Hopeful Windrush ruling

almost 3 years in TT News day

THE RULING of the UK High Court in the case of Trinidad-born UK citizen Lynda Mahabir provides a ray of light in the otherwise dismal Windrush saga.
Ms Mahabir’s horrifying ordeal also underlines just how interconnected our world is.
Injustice anywhere is injustice everywhere, but this case literally brings home the fact that the political and administrative failings of other countries have a direct bearing on us.
That injustice has unfolded in the UK under the British government’s implementation of a “hostile environment” for immigrants is without question. But by any standards, Ms Mahabir’s torment has been extraordinary.
Between 1948 and 1971, in the wake of a devastating world war that had ravaged Europe, the UK allowed people from its colonies to land in Britain to aid with its reconstruction efforts. Many people from the Caribbean went to Britain on ships such as the MV Empire Windrush. These people were British citizens: this was before independence. No paperwork was issued.
In 2010, the UK Home Office destroyed landing cards belonging to Windrush migrants. At the same time, a policy of deporting Windrush people – as well as their descendants, many of whom were born in and knew no other country but the UK – ensued. The “hostile environment” policy took hold, and UK politics and culture wars have kept it in place since.
Ms Mahabir went to the UK as a child in 1969, but was brought back to Trinidad in 1977 by her father. The Home Office failed to document her lawful immigration status and, as a result, she was unable to return to the UK for 41 years – until she was granted leave to remain under the Windrush scheme in 2018.
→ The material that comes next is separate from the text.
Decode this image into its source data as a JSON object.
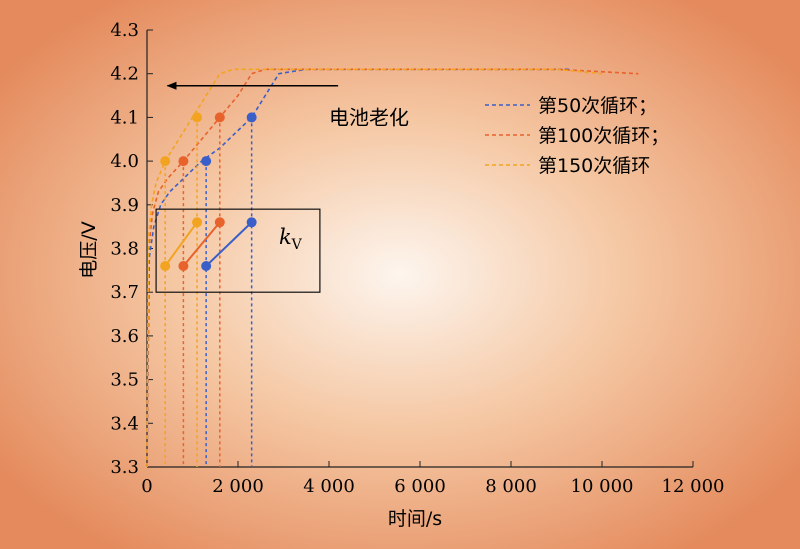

But the Home Office did not recognise the right of her family to be there with her. It imposed fees in excess of £20,000 just for her to file an application for them to do so. The message was clear: stay out.
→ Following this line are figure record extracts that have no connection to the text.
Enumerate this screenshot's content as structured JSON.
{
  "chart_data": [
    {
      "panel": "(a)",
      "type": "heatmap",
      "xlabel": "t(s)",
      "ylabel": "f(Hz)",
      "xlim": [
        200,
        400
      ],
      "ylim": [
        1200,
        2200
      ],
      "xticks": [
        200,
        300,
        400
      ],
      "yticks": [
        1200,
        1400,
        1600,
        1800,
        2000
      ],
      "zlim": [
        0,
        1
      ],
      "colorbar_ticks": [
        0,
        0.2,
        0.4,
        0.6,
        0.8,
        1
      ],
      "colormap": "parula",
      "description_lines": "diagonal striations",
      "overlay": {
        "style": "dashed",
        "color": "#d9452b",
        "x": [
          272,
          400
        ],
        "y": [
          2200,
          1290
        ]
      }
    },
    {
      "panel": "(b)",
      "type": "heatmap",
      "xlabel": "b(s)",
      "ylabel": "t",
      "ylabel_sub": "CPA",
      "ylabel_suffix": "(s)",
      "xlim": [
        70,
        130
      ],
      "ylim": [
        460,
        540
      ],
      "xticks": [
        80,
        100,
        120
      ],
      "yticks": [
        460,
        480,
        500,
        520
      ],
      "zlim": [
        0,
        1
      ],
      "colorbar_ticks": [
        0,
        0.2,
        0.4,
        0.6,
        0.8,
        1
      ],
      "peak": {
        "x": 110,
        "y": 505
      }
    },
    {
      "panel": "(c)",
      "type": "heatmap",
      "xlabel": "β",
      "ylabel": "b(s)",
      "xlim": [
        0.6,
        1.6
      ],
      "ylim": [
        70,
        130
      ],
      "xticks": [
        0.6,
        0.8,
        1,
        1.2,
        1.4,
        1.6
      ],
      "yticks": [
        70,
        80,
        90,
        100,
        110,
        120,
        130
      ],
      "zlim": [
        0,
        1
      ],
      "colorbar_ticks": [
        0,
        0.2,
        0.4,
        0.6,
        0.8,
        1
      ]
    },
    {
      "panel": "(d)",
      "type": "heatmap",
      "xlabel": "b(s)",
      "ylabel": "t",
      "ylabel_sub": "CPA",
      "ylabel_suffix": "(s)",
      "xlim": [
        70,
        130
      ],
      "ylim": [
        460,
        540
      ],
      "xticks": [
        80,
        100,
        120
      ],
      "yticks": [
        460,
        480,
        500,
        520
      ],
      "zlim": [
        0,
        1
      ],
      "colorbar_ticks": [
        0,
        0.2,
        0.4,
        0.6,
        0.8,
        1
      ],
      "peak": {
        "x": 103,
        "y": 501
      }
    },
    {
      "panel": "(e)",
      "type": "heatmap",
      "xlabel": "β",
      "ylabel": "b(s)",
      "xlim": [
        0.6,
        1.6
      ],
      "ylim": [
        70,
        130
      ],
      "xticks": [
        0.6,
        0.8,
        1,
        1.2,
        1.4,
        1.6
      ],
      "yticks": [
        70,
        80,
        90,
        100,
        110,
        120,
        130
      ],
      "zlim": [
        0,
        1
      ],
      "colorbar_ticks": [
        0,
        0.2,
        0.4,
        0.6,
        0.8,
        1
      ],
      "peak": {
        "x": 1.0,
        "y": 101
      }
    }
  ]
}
“There are things that are worth fighting for and this was one of them,” Ms Mahabir told UK media last week.
She had endured three years of separation from her family. Deputy High Court Judge Tim Smith ruled the UK state had facilitated “a colossal interference” with Ms Mahabir’s right to family life.
The ruling, if allowed to stand, could become a precedent for other cases where people with a right to stay in the UK have been separated from their families owing to the imposition of bureaucratic and economic hurdles.
Such a ray of light comes amid ominous signs that the “hostile environment” remains alive and well.
UK Prime Minister Boris Johnson on Tuesday announced his intention to consider removing the jurisdiction of the UK High Court to review deportation cases.
But for the moment, the rule of law – once a principle cherished and closely guarded by a country like the UK – has prevailed.